C’est ainsi qu’à août de la même année 2008, les hostilités recommencèrent entre les FARDC et les troupes de Nkunda, tournant vite à l’avantage de ces dernières qui infligèrent une série de revers cuisants aux loyalistes. A ce point de la confrontation, le régime de Kinshasa était réellement en danger… Mais, qui vola à son secours ? Ce fut paradoxalement Kigali qui, encore une fois, avait été accusé par la communauté internationale de soutenir le CNDP.

Les autorités rwandaises organisèrent un « coup d’Etat » interne au mouvement nkundiste en s’appuyant sur le général Bosco Ntaganda, le chef d’Etat-major de l’armée rebelle.  La manœuvre réussit qu’en partie, car les officiers du CNDP pour la plupart restèrent fidèles à Nkunda. Mais les dés étaient désormais jetés. Nkunda se rendit au Rwanda le 20 janvier 2009, tout en sachant qu’il aurait été arrêté, et les autres commandants furent obligés de cesser les combats et de négocier avec le gouvernement.

Le 23 mars 2009, l’Accord de Goma fut adopté sur la base de 16 articles. Les principaux prévoyaient  la transformation du CNDP en parti politique, la réforme de l’Armée, le retour des réfugiés, l’amnistie pour les rebelles et la libération des prisonniers politiques et de guerre.  

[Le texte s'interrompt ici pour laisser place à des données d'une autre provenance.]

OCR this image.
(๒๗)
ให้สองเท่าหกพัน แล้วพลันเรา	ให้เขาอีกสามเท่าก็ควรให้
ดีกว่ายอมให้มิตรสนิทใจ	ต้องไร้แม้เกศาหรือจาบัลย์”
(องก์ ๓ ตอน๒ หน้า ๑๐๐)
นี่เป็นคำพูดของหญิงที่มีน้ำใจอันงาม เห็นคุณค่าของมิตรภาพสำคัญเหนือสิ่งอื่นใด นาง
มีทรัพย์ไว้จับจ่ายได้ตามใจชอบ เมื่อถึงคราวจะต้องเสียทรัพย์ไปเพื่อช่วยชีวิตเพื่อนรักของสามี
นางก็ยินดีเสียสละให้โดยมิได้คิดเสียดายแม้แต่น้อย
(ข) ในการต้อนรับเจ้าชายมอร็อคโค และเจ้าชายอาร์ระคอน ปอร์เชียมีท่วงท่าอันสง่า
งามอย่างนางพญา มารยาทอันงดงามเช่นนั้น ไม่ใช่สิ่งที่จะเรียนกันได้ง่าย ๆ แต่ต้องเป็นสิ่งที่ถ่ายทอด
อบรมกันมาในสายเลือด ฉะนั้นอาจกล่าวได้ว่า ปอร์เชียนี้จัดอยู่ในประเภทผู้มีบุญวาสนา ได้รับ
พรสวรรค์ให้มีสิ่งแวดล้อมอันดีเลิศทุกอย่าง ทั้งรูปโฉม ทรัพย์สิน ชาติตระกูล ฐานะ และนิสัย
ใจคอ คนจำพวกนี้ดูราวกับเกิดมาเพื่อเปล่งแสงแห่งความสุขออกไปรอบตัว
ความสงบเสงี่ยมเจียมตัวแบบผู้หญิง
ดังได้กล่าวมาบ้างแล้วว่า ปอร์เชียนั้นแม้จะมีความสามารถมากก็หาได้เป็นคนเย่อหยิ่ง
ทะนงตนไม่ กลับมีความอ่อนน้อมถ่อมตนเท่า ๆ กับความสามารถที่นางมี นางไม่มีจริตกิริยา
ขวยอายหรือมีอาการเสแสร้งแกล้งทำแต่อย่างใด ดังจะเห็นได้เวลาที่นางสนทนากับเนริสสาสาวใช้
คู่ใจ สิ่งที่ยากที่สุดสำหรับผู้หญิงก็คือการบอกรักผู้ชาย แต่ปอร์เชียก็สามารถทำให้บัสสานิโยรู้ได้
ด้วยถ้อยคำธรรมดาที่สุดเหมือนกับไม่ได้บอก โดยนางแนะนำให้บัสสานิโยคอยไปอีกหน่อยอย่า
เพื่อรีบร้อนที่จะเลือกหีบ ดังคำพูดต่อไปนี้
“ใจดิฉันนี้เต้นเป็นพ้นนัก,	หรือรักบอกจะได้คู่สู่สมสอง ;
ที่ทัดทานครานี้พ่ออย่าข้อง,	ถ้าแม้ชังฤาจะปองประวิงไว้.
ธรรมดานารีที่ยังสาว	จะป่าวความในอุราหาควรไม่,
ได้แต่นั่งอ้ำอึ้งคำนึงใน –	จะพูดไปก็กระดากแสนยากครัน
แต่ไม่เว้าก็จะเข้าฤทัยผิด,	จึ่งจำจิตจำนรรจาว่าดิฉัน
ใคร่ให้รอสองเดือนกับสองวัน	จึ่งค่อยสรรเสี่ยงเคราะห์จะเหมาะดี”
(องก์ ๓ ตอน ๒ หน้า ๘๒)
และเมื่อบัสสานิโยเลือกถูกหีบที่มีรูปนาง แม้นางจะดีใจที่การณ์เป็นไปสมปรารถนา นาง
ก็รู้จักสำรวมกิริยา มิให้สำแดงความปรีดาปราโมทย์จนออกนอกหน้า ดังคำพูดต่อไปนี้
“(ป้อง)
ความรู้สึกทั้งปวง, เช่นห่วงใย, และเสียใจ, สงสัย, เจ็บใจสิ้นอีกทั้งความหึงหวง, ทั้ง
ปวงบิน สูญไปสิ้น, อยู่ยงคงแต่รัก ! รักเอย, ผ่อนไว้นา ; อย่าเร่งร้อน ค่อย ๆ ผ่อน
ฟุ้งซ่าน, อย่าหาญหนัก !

La non-application réitérée des clauses de cet accord fut à l’origine, quatre ans après, d’une nouvelle rébellion. Qui prit le nom du M23, justement pour en indiquer la motivation basique, c’est-à-dire le non-respect des accords pris à l’Hôtel Ihusi de Goma le 23 mars 2009.

Le reste est une histoire connue.

La guerre en cours depuis novembre 2021 connaît une accalmie depuis une semaine et nombreuses défaites subies par l’armée régulière.

Pour l’arrêter, et avant qu’elle reprenne d’intensité, i faudra peut-être, et définitivement, s’attaquer à ses causes.